Selected by Anne Spencer Thurman. pages 215-216
Originally published in The Negro Spiritual Speaks of Life and Death)
True confession: I overslept this morning, and was awakened by a housemate I had promised to get to work. Then to the vehicle emissions inspection center for my monthly routine. Now I’m sitting at a table at the Overlea Diner awaiting a dear community organizer, saying goodbye to her in her Baltimore time and wishing her every blessing as she leaves for a new appointment in Milwaukee.
At last night’s blessing on her travel, I led us in singing “There is more love somewhere. I’m gonna keep on ‘til I find it.” And prayed that her travels and her life there may be centered on love and its power.

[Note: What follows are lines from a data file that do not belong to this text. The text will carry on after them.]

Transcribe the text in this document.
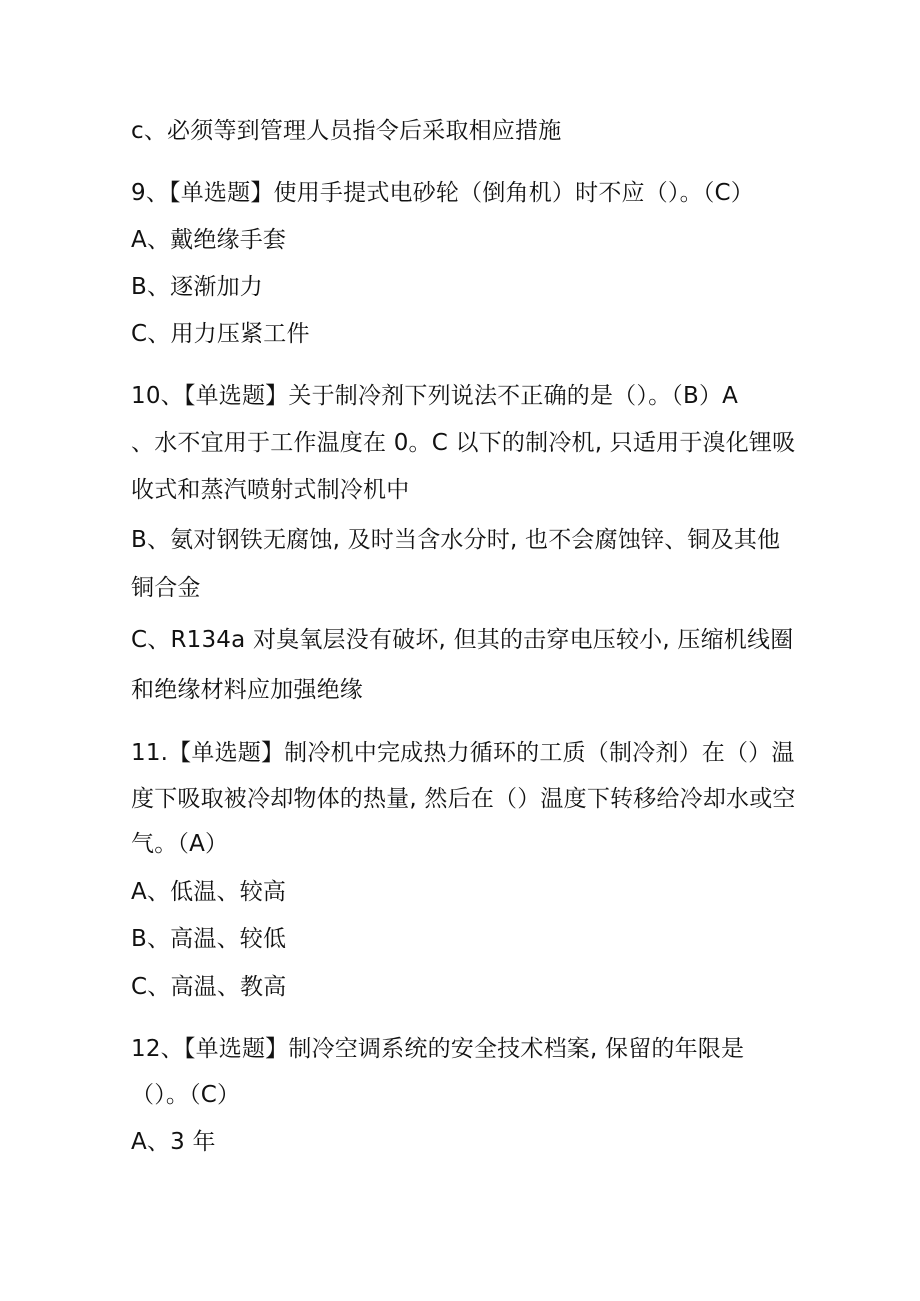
c、必须等到管理人员指令后采取相应措施
9、【单选题】使用手提式电砂轮（倒角机）时不应（）。（C）
A、戴绝缘手套
B、逐渐加力
C、用力压紧工件
10、【单选题】关于制冷剂下列说法不正确的是（）。（B）A
、水不宜用于工作温度在 0。C 以下的制冷机, 只适用于溴化锂吸
收式和蒸汽喷射式制冷机中
B、氨对钢铁无腐蚀, 及时当含水分时, 也不会腐蚀锌、铜及其他
铜合金
C、R134a 对臭氧层没有破坏, 但其的击穿电压较小, 压缩机线圈
和绝缘材料应加强绝缘
11.【单选题】制冷机中完成热力循环的工质（制冷剂）在（）温
度下吸取被冷却物体的热量, 然后在（）温度下转移给冷却水或空
气。（A）
A、低温、较高
B、高温、较低
C、高温、教高
12、【单选题】制冷空调系统的安全技术档案, 保留的年限是
（）。（C）
A、3 年
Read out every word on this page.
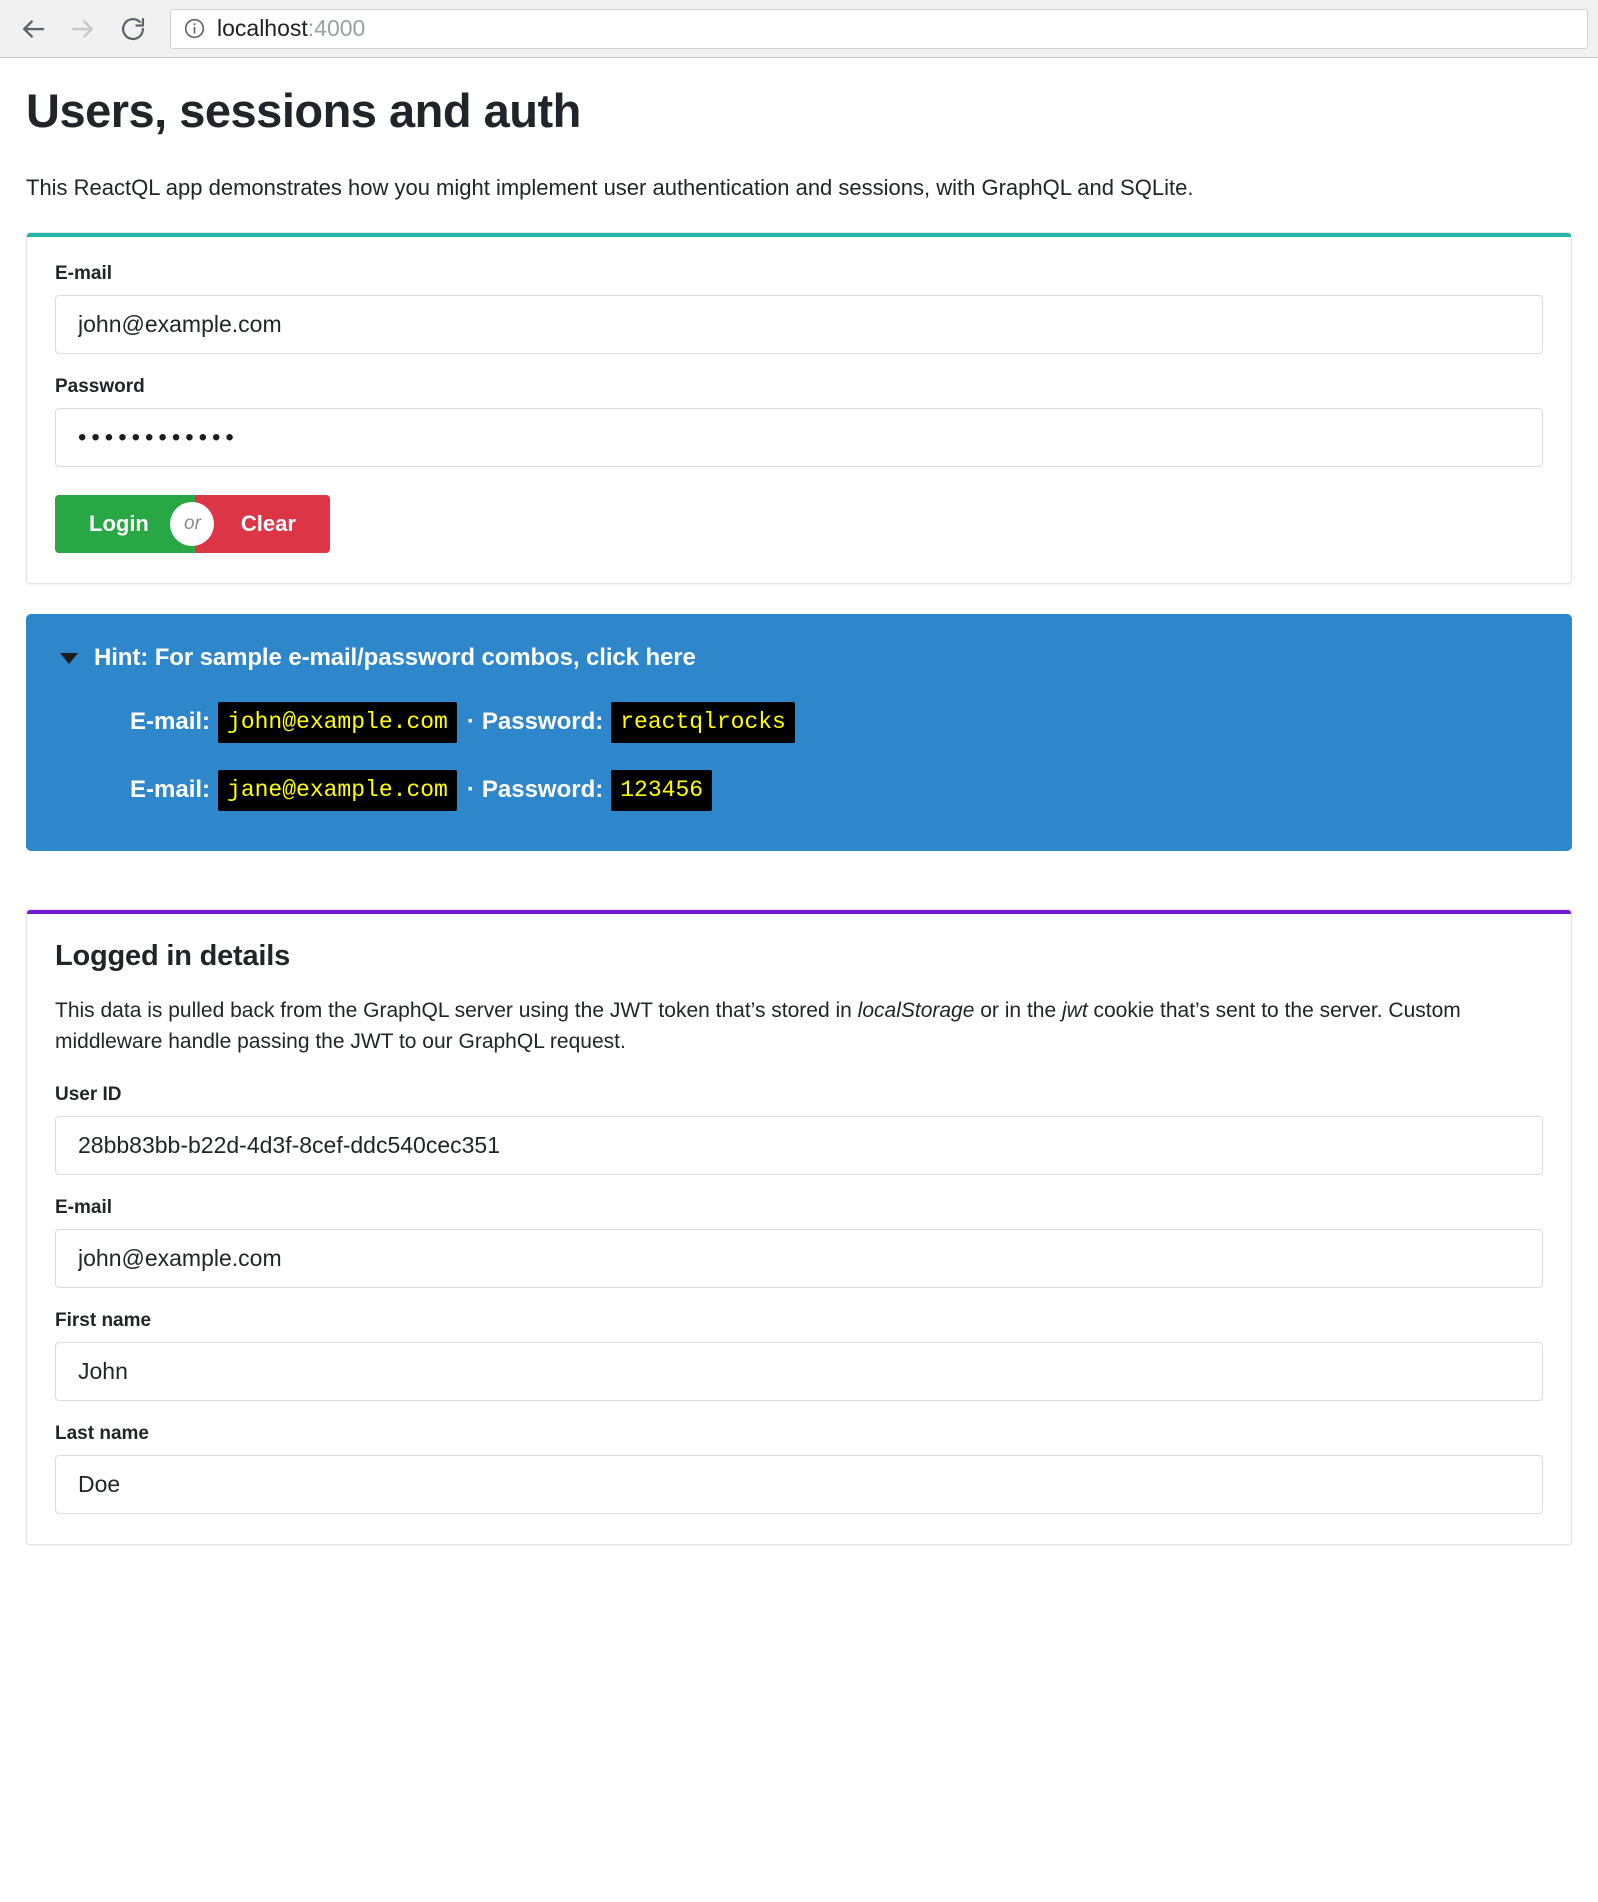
localhost:4000
Users, sessions and auth

This ReactQL app demonstrates how you might implement user authentication and sessions, with GraphQL and SQLite.

E-mail
john@example.com
Password
••••••••••••
Login	or	Clear
Hint: For sample e-mail/password combos, click here
E-mail: john@example.com · Password: reactqlrocks
E-mail: jane@example.com · Password: 123456
Logged in details

This data is pulled back from the GraphQL server using the JWT token that’s stored in localStorage or in the jwt cookie that’s sent to the server. Custom middleware handle passing the JWT to our GraphQL request.

User ID
28bb83bb-b22d-4d3f-8cef-ddc540cec351
E-mail
john@example.com
First name
John
Last name
Doe
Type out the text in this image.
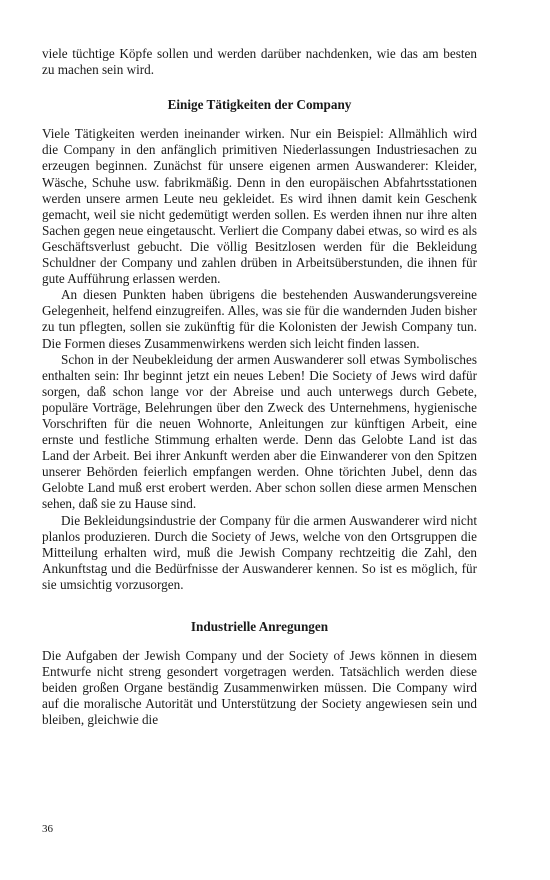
viele tüchtige Köpfe sollen und werden darüber nachdenken, wie das am besten zu machen sein wird.

Einige Tätigkeiten der Company

Viele Tätigkeiten werden ineinander wirken. Nur ein Beispiel: Allmählich wird die Company in den anfänglich primitiven Niederlassungen Industriesachen zu erzeugen beginnen. Zunächst für unsere eigenen armen Auswanderer: Kleider, Wäsche, Schuhe usw. fabrikmäßig. Denn in den europäischen Abfahrtsstationen werden unsere armen Leute neu gekleidet. Es wird ihnen damit kein Geschenk gemacht, weil sie nicht gedemütigt werden sollen. Es werden ihnen nur ihre alten Sachen gegen neue eingetauscht. Verliert die Company dabei etwas, so wird es als Geschäftsverlust gebucht. Die völlig Besitzlosen werden für die Bekleidung Schuldner der Company und zahlen drüben in Arbeitsüberstunden, die ihnen für gute Aufführung erlassen werden.

An diesen Punkten haben übrigens die bestehenden Auswanderungsvereine Gelegenheit, helfend einzugreifen. Alles, was sie für die wandernden Juden bisher zu tun pflegten, sollen sie zukünftig für die Kolonisten der Jewish Company tun. Die Formen dieses Zusammenwirkens werden sich leicht finden lassen.

Schon in der Neubekleidung der armen Auswanderer soll etwas Symbolisches enthalten sein: Ihr beginnt jetzt ein neues Leben! Die Society of Jews wird dafür sorgen, daß schon lange vor der Abreise und auch unterwegs durch Gebete, populäre Vorträge, Belehrungen über den Zweck des Unternehmens, hygienische Vorschriften für die neuen Wohnorte, Anleitungen zur künftigen Arbeit, eine ernste und festliche Stimmung erhalten werde. Denn das Gelobte Land ist das Land der Arbeit. Bei ihrer Ankunft werden aber die Einwanderer von den Spitzen unserer Behörden feierlich empfangen werden. Ohne törichten Jubel, denn das Gelobte Land muß erst erobert werden. Aber schon sollen diese armen Menschen sehen, daß sie zu Hause sind.

Die Bekleidungsindustrie der Company für die armen Auswanderer wird nicht planlos produzieren. Durch die Society of Jews, welche von den Ortsgruppen die Mitteilung erhalten wird, muß die Jewish Company rechtzeitig die Zahl, den Ankunftstag und die Bedürfnisse der Auswanderer kennen. So ist es möglich, für sie umsichtig vorzusorgen.

Industrielle Anregungen

Die Aufgaben der Jewish Company und der Society of Jews können in diesem Entwurfe nicht streng gesondert vorgetragen werden. Tatsächlich werden diese beiden großen Organe beständig Zusammenwirken müssen. Die Company wird auf die moralische Autorität und Unterstützung der Society angewiesen sein und bleiben, gleichwie die

36
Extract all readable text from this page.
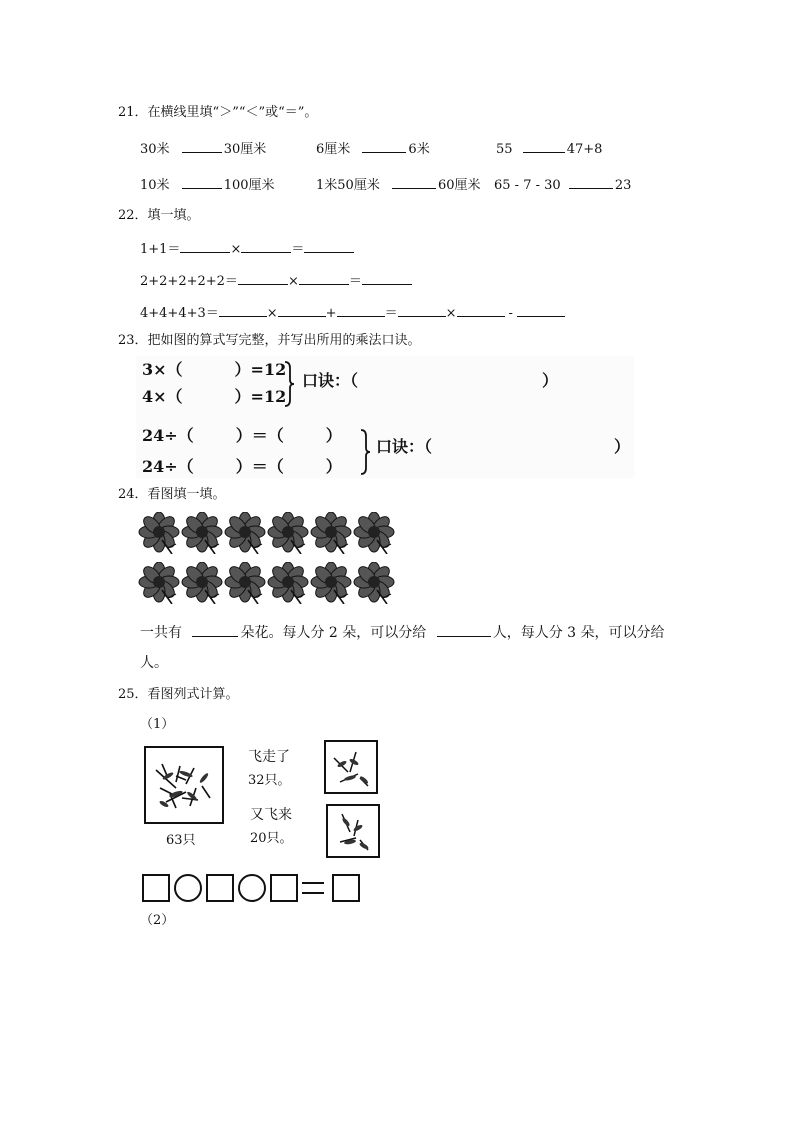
21．在横线里填“＞”“＜”或“＝”。
30米	30厘米	6厘米	6米	55	47+8
10米	100厘米	1米50厘米	60厘米 65 - 7 - 30	23
22．填一填。
1+1＝	×	＝
2+2+2+2+2＝	×	＝
4+4+4+3＝	×	+	＝	×	-
23．把如图的算式写完整，并写出所用的乘法口诀。
3×（	）=12
4×（	）=12
口诀：（	）
24÷（	）＝（	）
24÷（	）＝（	）
口诀：（	）
24．看图填一填。
一共有	朵花。每人分 2 朵，可以分给	人，每人分 3 朵，可以分给
人。
25．看图列式计算。
（1）
63只
飞走了
32只。
又飞来
20只。
（2）
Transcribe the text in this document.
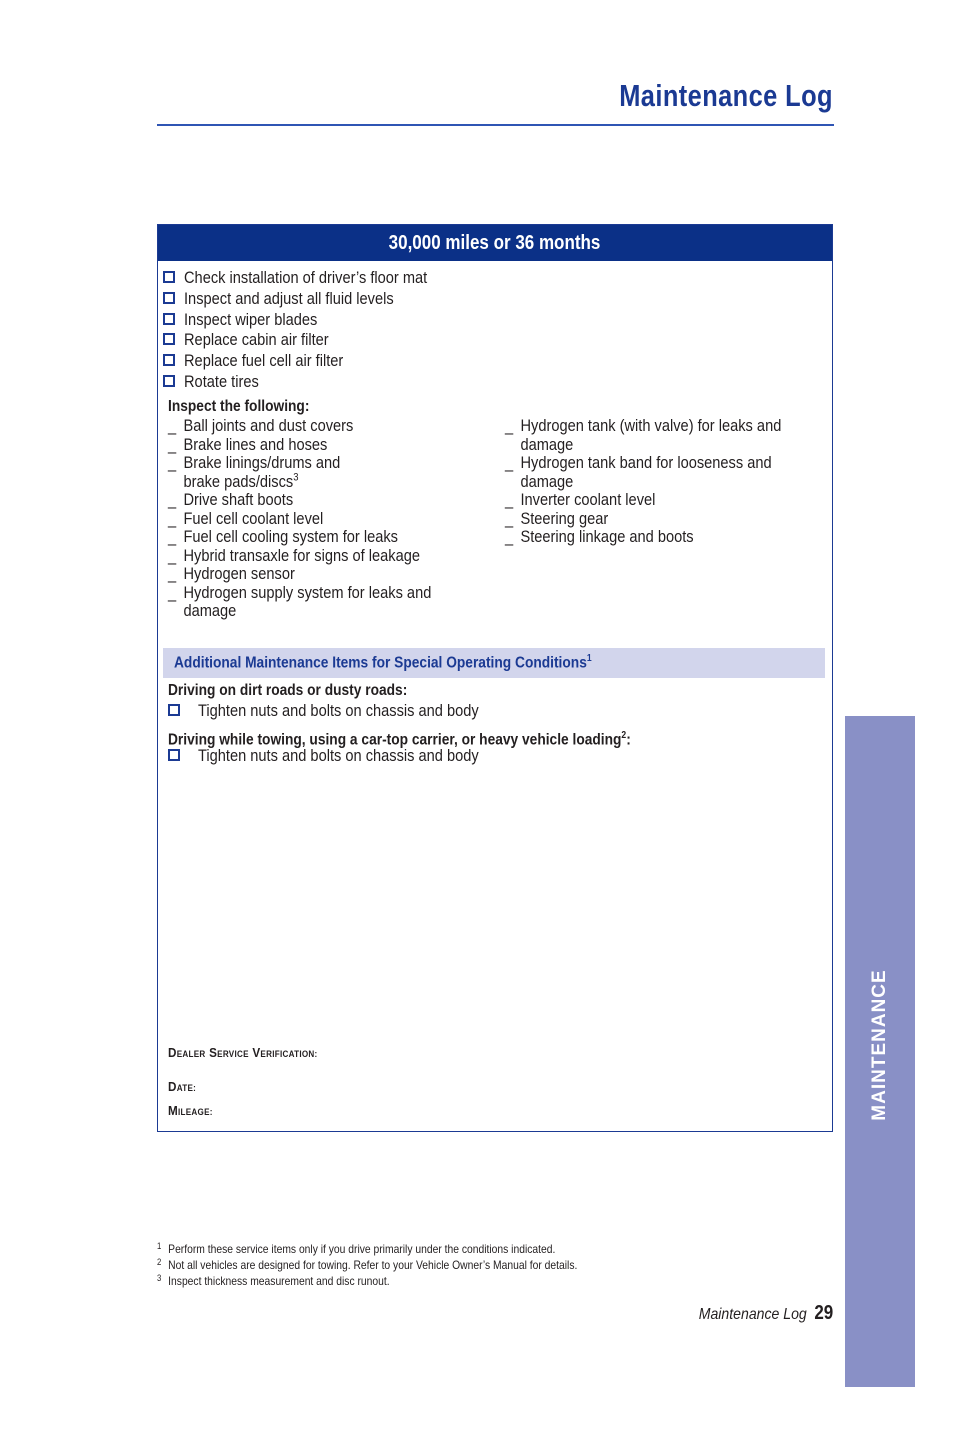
Maintenance Log
30,000 miles or 36 months
Check installation of driver’s floor mat
Inspect and adjust all fluid levels
Inspect wiper blades
Replace cabin air filter
Replace fuel cell air filter
Rotate tires
Inspect the following:
_ Ball joints and dust covers
_ Brake lines and hoses
_ Brake linings/drums and
brake pads/discs$^3$
_ Drive shaft boots
_ Fuel cell coolant level
_ Fuel cell cooling system for leaks
_ Hybrid transaxle for signs of leakage
_ Hydrogen sensor
_ Hydrogen supply system for leaks and
damage
_ Hydrogen tank (with valve) for leaks and
damage
_ Hydrogen tank band for looseness and
damage
_ Inverter coolant level
_ Steering gear
_ Steering linkage and boots
Additional Maintenance Items for Special Operating Conditions$^1$
Driving on dirt roads or dusty roads:
Tighten nuts and bolts on chassis and body
Driving while towing, using a car-top carrier, or heavy vehicle loading$^2$:
Tighten nuts and bolts on chassis and body
DEALER SERVICE VERIFICATION:
DATE:
MILEAGE:
1 Perform these service items only if you drive primarily under the conditions indicated.
2 Not all vehicles are designed for towing. Refer to your Vehicle Owner’s Manual for details.
3 Inspect thickness measurement and disc runout.
Maintenance Log 29
MAINTENANCE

This community of faith doesn’t use their faith as a cause for resignation. No! They are a people with “a new dimension of resourcefulness,” understanding that the power that many of us have access to is Organized People plus Organized Money. People organized through relationships, people’s stories told to reveal self-interest and organized around shared-interest. Money organized by congregations together determining that their resources might be shared to hire professionals to help shape their interest into discreet political action.
It has been my great joy to have worked with such organizations and such organizers throughout my career as clergy. This action has been the way I sing the song of freedom, based on faith, based on the human conscience and capacity, based on the confidence I have in liberation as an end for working and oppressed people. We have songs to sing!
Personal note: happy birthday, Ma, as you rest with dad and in the presence of ancestors. This would have been your 90th birthday. Your children miss you so very much.